Les Clubistes, anciens surtout, qui ont vécu le CA des années 60 et 70, perçoivent autrement ce titre. Nostalgie quand tu nous tiens
La Presse —Évoquer l’histoire et le palmarès du club de Bab Jedid revient, pour les générations nées dans les années 60 et 70, à ouvrir un album de souvenirs où se mêlent ferveur populaire, passion viscérale et nostalgie heureuse. À cette époque, l’amour du rouge et blanc, les couleurs mythiques du Club Africain, relevait presque d’une appartenance affective et identitaire. Dans les ruelles de Tunis comme dans pratiquement toutes les régions du pays et dans les gradins du stade d’El Menzah ou Chedly-Zouiten, le club faisait vibrer toute une jeunesse bercée par les exploits d’une équipe entrée dans la légende.
Ces générations gardent encore en mémoire les noms des géants qui ont façonné l’âge d’or clubiste, dont le gardien mythique Sadok Attouga, véritable rempart et capitaine d’âme, le maestro Nejib Gommidh au milieu, le génial dribbleur Tahar Chaïbi, ou encore Mohamed Naouali, le célèbre «Gouchi», surnommé à juste titre «Cœur de lion». Entre les sacres remportés dès 1963 et la domination prolongée jusqu’à 1980, ces joueurs ont illuminé l’enfance et la jeunesse de milliers de supporters qui continuent aujourd’hui encore à raconter leurs exploits avec des étoiles dans les yeux.
À cette époque bénie, tout semblait sourire au club de Bab Jedid.

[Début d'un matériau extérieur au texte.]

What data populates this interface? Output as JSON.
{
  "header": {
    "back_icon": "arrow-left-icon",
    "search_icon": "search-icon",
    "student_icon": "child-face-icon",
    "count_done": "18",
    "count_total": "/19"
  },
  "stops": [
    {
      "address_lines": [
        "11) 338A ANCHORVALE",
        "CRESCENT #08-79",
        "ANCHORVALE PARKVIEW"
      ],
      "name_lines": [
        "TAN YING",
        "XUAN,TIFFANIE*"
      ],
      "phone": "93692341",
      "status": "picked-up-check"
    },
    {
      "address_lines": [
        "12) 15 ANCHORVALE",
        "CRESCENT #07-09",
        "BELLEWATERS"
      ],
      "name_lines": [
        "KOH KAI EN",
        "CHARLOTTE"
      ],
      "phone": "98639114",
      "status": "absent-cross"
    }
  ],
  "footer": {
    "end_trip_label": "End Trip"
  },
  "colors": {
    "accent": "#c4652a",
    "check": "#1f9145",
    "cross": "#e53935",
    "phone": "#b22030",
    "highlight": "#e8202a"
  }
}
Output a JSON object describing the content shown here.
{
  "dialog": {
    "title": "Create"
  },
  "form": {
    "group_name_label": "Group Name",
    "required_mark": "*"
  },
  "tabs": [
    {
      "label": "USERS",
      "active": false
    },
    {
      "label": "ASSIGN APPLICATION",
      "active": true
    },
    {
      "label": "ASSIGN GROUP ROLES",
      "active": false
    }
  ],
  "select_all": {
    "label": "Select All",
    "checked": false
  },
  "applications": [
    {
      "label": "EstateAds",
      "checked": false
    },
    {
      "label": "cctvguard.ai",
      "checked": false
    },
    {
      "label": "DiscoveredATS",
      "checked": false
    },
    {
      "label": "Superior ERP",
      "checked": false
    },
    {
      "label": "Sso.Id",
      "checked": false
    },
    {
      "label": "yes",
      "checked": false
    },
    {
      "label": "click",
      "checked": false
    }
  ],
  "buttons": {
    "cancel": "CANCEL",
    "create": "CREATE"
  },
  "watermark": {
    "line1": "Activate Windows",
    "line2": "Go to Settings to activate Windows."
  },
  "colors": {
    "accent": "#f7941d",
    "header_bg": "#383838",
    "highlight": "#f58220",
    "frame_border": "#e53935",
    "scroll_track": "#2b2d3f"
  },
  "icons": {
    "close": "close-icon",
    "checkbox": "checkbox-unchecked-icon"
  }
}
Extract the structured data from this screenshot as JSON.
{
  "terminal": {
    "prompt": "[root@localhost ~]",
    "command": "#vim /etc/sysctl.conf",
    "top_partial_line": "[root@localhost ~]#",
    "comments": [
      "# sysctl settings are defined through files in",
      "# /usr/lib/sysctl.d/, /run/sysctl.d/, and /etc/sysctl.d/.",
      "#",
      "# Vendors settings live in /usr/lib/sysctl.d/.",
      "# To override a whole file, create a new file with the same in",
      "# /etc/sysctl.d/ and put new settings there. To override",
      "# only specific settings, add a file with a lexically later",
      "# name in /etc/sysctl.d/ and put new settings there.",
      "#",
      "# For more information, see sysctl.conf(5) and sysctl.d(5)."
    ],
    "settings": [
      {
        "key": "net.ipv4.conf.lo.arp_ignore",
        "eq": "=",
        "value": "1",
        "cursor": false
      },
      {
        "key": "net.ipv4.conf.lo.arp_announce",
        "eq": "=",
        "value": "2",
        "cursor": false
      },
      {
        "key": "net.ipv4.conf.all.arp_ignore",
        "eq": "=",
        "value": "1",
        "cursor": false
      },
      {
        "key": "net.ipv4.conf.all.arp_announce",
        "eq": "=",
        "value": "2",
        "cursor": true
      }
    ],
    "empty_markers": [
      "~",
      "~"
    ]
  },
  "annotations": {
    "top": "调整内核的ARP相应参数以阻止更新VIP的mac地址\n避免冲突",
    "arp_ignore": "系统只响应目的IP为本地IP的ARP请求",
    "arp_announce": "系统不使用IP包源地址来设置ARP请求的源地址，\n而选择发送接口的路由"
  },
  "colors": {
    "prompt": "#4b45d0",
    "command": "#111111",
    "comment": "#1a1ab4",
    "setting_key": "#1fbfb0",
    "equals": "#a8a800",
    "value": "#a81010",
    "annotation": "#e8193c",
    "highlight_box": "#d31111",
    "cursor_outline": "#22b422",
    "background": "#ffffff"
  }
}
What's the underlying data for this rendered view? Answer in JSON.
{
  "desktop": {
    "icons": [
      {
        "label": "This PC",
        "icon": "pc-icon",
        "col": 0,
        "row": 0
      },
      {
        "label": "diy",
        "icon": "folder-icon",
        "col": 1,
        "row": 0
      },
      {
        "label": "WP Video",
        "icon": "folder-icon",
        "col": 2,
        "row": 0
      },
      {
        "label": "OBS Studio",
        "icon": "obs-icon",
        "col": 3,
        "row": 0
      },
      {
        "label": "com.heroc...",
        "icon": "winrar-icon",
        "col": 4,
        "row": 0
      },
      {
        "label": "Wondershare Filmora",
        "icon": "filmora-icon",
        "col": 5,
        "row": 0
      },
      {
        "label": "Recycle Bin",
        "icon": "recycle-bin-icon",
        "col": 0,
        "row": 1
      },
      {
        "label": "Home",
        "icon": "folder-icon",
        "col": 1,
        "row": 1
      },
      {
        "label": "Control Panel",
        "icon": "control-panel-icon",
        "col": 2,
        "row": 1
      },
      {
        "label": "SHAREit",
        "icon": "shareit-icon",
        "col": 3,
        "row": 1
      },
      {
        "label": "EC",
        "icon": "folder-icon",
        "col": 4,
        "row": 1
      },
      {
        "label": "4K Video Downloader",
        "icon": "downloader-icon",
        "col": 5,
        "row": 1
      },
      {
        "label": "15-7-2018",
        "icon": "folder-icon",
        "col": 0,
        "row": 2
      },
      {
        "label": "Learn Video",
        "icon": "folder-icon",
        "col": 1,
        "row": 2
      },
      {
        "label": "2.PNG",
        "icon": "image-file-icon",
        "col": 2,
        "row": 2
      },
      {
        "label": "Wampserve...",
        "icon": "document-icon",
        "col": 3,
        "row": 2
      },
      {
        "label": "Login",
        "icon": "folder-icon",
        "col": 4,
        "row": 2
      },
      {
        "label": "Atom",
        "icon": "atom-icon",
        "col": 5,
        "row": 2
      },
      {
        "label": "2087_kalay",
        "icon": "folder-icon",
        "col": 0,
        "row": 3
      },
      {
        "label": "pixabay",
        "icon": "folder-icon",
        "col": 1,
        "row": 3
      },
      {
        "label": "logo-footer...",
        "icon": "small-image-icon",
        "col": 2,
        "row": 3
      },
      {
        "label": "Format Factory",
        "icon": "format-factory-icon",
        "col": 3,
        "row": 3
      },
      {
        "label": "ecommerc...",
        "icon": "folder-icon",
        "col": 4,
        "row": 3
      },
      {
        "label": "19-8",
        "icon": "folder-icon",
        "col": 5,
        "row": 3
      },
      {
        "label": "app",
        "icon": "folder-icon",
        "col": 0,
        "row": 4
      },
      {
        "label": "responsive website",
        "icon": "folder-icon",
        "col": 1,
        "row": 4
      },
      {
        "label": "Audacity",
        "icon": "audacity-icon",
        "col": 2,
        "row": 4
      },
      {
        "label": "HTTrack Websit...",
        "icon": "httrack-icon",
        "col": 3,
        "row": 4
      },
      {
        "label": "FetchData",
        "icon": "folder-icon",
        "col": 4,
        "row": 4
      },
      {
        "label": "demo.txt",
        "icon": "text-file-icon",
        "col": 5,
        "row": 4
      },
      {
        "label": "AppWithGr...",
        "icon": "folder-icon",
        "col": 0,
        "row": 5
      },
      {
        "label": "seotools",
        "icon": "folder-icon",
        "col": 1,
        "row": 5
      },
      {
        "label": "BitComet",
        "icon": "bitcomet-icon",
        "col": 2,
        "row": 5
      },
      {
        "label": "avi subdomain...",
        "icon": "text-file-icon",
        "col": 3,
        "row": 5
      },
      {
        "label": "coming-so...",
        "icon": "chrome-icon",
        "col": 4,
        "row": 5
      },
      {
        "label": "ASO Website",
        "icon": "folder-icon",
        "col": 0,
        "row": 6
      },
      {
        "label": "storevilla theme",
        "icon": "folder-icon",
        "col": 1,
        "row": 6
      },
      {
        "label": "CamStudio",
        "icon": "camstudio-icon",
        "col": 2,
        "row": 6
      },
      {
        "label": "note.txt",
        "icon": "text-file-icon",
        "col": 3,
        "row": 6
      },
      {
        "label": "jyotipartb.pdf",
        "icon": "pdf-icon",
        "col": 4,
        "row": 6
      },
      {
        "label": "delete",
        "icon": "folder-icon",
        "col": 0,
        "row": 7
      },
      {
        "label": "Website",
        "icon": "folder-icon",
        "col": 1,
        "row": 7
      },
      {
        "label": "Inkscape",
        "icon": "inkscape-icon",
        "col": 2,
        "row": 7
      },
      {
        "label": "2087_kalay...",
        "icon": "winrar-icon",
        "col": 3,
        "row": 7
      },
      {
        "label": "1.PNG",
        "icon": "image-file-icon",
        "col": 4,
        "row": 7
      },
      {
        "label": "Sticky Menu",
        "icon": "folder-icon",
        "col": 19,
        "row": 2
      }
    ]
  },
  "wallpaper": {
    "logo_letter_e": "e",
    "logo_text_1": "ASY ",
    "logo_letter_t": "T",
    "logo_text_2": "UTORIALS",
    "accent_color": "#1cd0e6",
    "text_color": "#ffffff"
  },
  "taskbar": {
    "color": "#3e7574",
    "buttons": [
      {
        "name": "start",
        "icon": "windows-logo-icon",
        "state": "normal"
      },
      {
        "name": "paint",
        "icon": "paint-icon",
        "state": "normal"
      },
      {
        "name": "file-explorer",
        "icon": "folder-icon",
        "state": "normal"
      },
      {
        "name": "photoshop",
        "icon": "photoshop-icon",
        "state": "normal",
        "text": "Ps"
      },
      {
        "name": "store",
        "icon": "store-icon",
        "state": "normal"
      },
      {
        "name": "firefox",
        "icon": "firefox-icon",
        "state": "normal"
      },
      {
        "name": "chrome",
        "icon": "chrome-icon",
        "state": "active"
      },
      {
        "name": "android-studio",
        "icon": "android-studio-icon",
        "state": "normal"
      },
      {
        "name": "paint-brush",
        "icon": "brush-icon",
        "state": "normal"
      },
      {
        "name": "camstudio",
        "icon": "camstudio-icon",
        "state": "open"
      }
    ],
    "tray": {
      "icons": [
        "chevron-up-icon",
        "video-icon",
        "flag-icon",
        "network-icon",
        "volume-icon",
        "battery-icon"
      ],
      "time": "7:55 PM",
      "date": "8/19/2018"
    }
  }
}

La relève prit ensuite le relais avec la même faim de victoire et le même attachement au maillot. Le sommet fut atteint au début des années 90 lorsque le Club Africain réalisa un exploit unique dans l’histoire du football tunisien et africain. Une inoubliable quadruple couronne remportée en un laps de temps. Ligue des champions d’Afrique en 1991, championnat de Tunisie et Coupe de Tunisie en 1992, puis Coupe afro-asiatique début 1993. Une épopée historique qui consacra définitivement le club comme l’un des plus grands symboles du football national et continental.
Cette génération dorée pouvait compter sur des talents exceptionnels, tels les frères Rouissi, les frères Sellimi, Magharia, Nasri ou Touati. Les anciens supporters se rappellent encore les cris puissants de Attouga résonnant dans l’enceinte d’El Menzah, des dribbles déroutants de Tahar Chaïbi, de la classe de Taoufik Belghith, milieu aussi élégant que combatif, ou de la solidité défensive d’Ali Rtima. Chaque match ressemblait alors à une fête populaire où le Club Africain incarnait bien plus qu’une équipe. Une fierté collective.
Mais pour les nostalgiques, les années 60 et 70 demeurent incomparables. Les rouge et blanc occupaient les cœurs et les esprits dans une époque où les moyens de communication étaient encore limités. Peu d’images ont immortalisé les scènes de liesse dans les rues de Tunis après chaque trophée remporté. La Télévision tunisienne diffusait difficilement les rencontres dans le cadre de l’émission « Dimanche Sport », mais cela suffisait à nourrir la passion. Le club vivait dans les conversations, dans les cafés, dans les écoles et jusque dans les rêves des jeunes supporters.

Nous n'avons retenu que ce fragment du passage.